Leaving the best behind…
If you live in cancer world, as a care giver or patient, at some point you’ve no doubt talked about what happens if the cancer wins the fight.
There’s usually talk about a will, a power of attorney, a medical power of attorney and many other legal documents that are part of the “cancer conversation.” Have you talked about leaving a legacy letter or a video that leaves the best of who you are?
When we talk about those we’ve lost to cancer, we remember them so fondly and at some point say “He did such-and-such so well.” or “She was so good at (fill in the blank).” Some times I think we just would like to be able to see them on a DVD because we miss their voice so much or we like to remember them smiling and talking and healthy.
Legacy letters are becoming part of what some doctor’s call their suggestion package when they discuss palliative care issues with cancer patients. The legacy letter, or leaving something behind to pass along to loved ones is food for thought.
It’s leaving behind the best part of who they were and how they wanted to be remembered. You can’t beat a time capsule like that.
July 1, 2013 @ 9:42 pm
As painful as videos can be, at some point they will be comforting. We are fortunate to have quite a few home videos and some of Jim playing his music. I just haven’t reached the point where I can watch them yet.
July 1, 2013 @ 6:45 pm
If it is possible, considering proximity to the patient, someone should try to be an integral part of the “team” who is caring for them. Visit with them, talk to them by phone…spend as much time as possible with them until the end. Let some time pass…then begin to write from memory those times, moments, etc. Hindsight is still a good way to capture special memories…a snippet here and a snippet there. Eventually, you’ve captured the essence of the person and the shared memories.

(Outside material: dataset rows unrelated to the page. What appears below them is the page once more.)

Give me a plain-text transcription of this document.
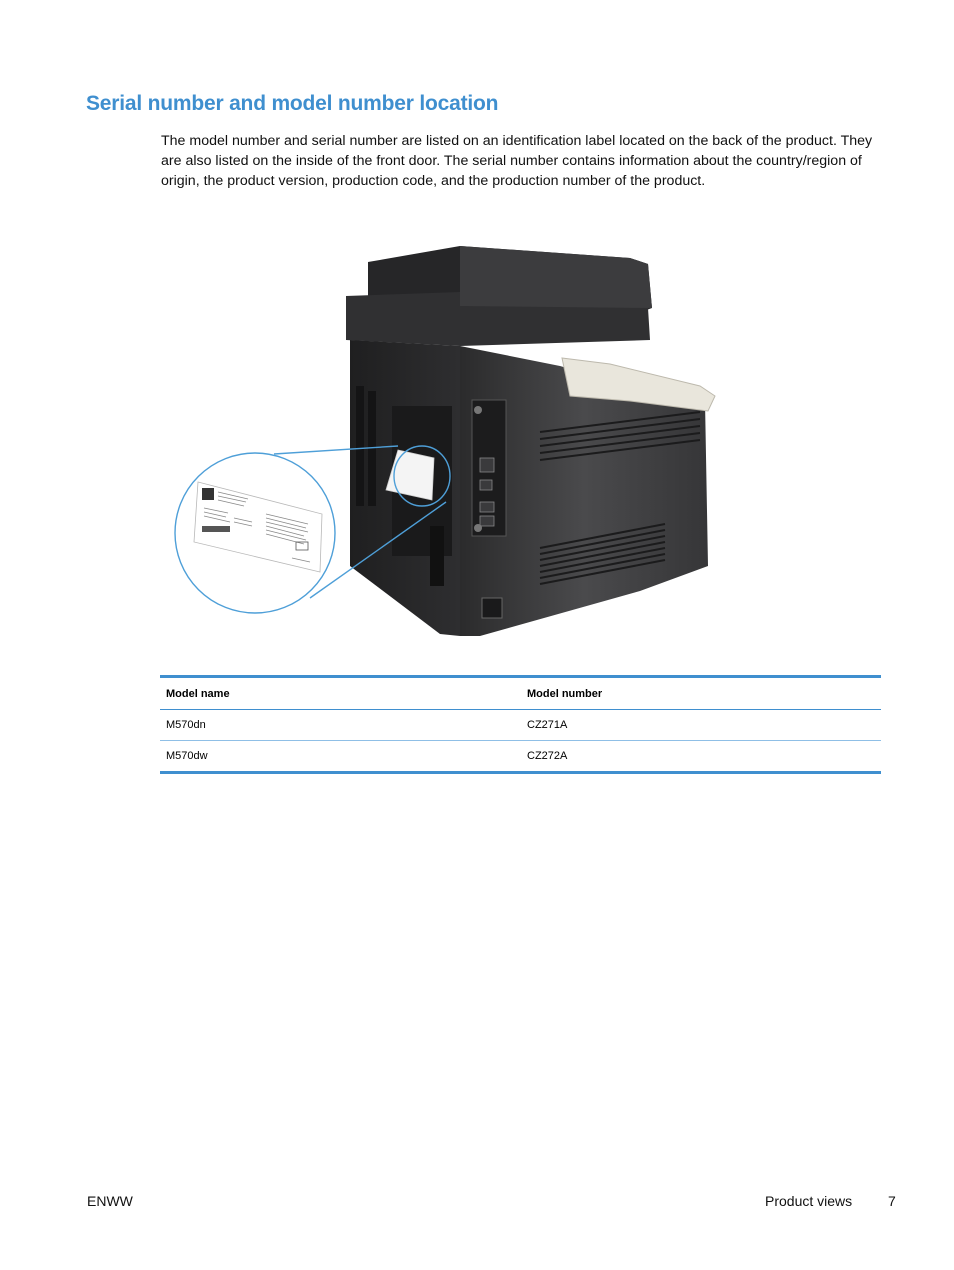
Serial number and model number location

The model number and serial number are listed on an identification label located on the back of the product. They are also listed on the inside of the front door. The serial number contains information about the country/region of origin, the product version, production code, and the production number of the product.

Model name	Model number
M570dn	CZ271A
M570dw	CZ272A
ENWW	Product views	7
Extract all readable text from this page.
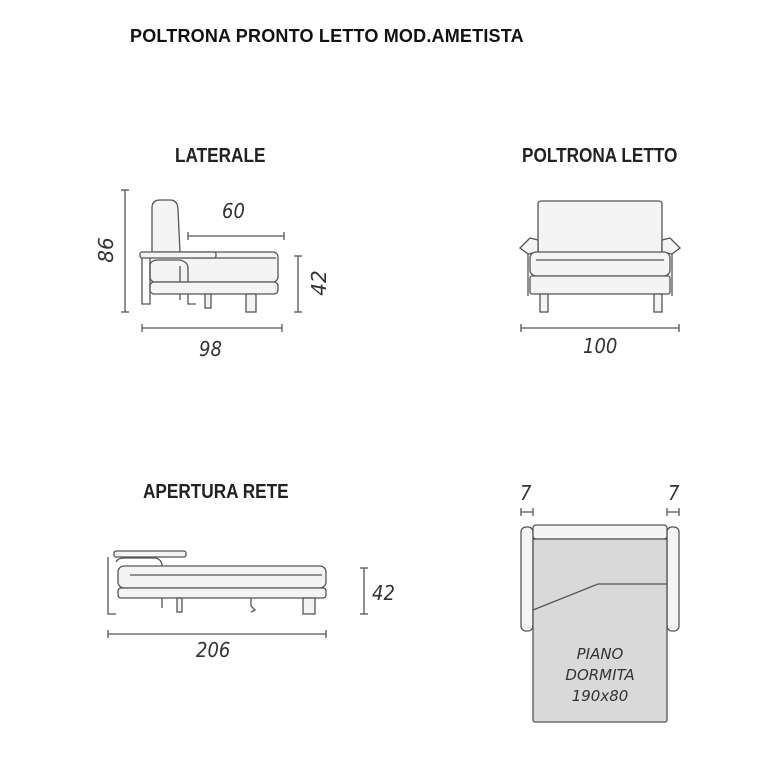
POLTRONA PRONTO LETTO MOD.AMETISTA
LATERALE
60
86
42
98
POLTRONA LETTO
100
APERTURA RETE
42
206
7	7
PIANO
DORMITA
190x80
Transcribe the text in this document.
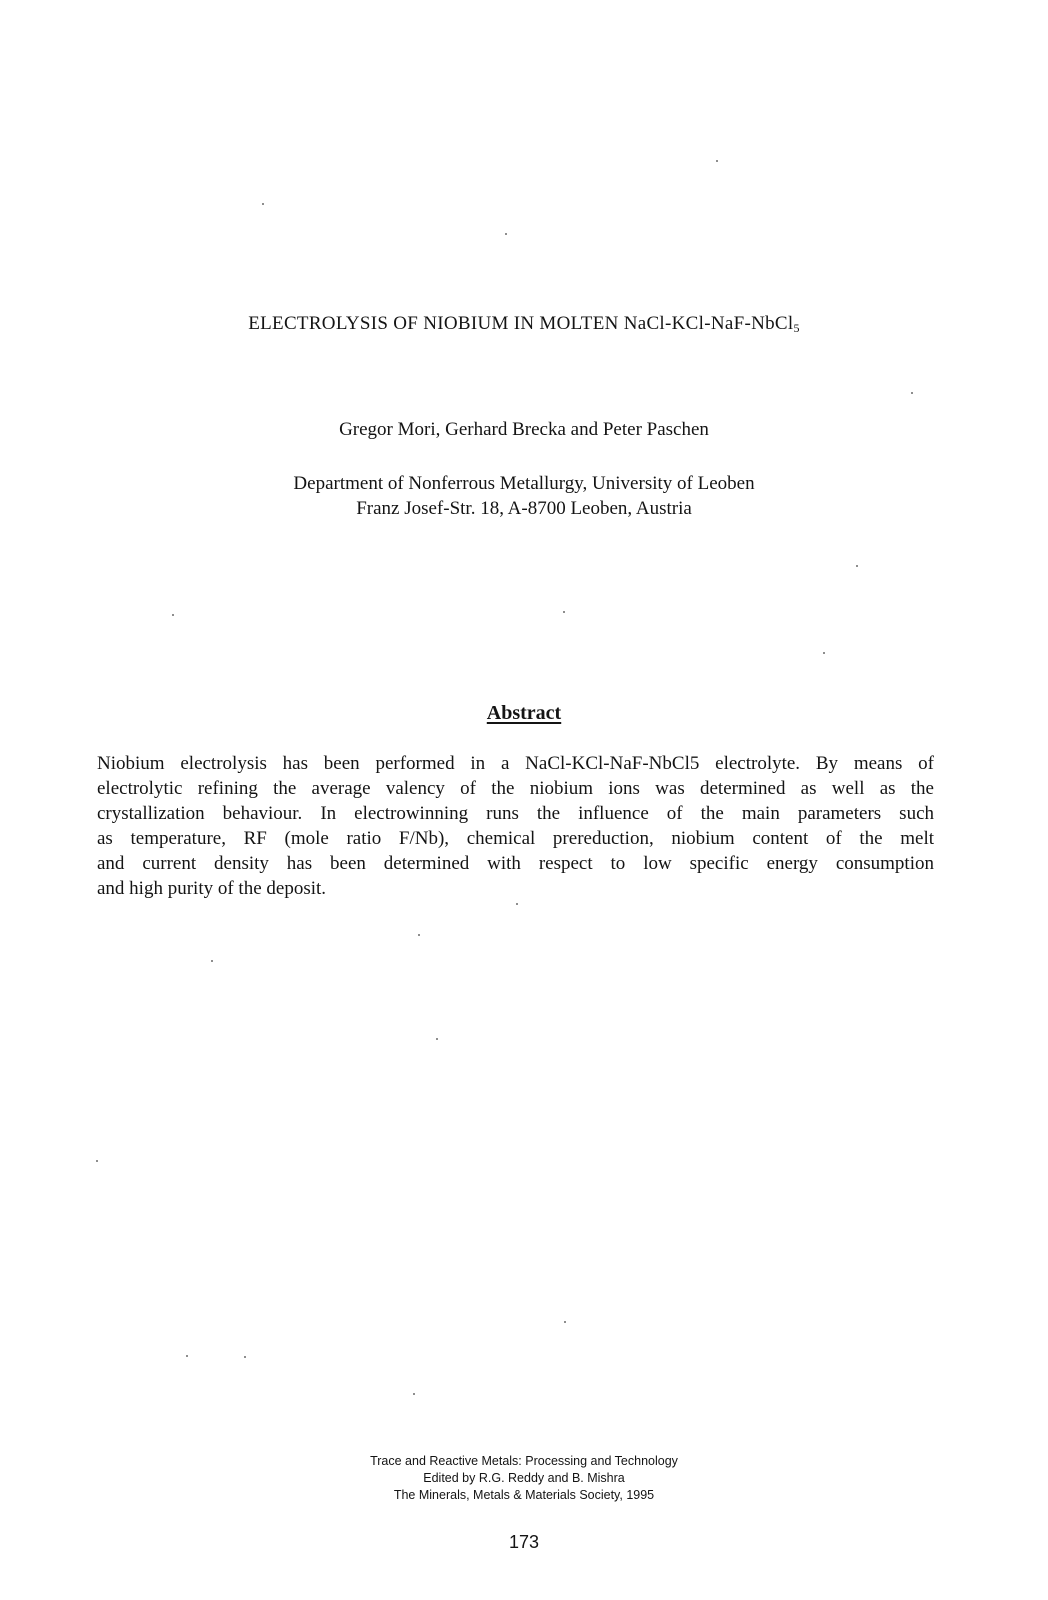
ELECTROLYSIS OF NIOBIUM IN MOLTEN NaCl-KCl-NaF-NbCl$_5$
Gregor Mori, Gerhard Brecka and Peter Paschen
Department of Nonferrous Metallurgy, University of Leoben
Franz Josef-Str. 18, A-8700 Leoben, Austria
Abstract
Niobium electrolysis has been performed in a NaCl-KCl-NaF-NbCl5 electrolyte. By means of
electrolytic refining the average valency of the niobium ions was determined as well as the
crystallization behaviour. In electrowinning runs the influence of the main parameters such
as temperature, RF (mole ratio F/Nb), chemical prereduction, niobium content of the melt
and current density has been determined with respect to low specific energy consumption
and high purity of the deposit.
Trace and Reactive Metals: Processing and Technology
Edited by R.G. Reddy and B. Mishra
The Minerals, Metals & Materials Society, 1995
173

A friend’s wife died some 15 years ago from melanoma. Saw their daughter recently we talked about all of the good times we shared in their hot tub…singing old country songs, times when the kids were little and we were at the beach with them, times at the Rainbow Music Hall ( a redneck bar where we saw David Allen Coe perform ( he’s a very old now ex-convict) and he is famous in some very small circles for singing “You Don’t Have to Call Me Darling, Darling…You Don’t Even Have To Call Me By My Name.” I said that it was a red neck bar!!!!!. So many fond memories that do bring us all joy and yes some sadness.
Memories will keep you through the tough times…bring some tear.s and pain but also much joy. You shared the times so cherish them and when possible, keep them alive by recounting them once again.
July 1, 2013 @ 5:43 pm
When my brother died, someone put together a slide show that could be viewed during visitation hours. Those pictures sparked so much remembrance, so many conversations, even laughter. They were some of the best photos of Patrick; there were a number I hadn’t seen before, and that made them special, too.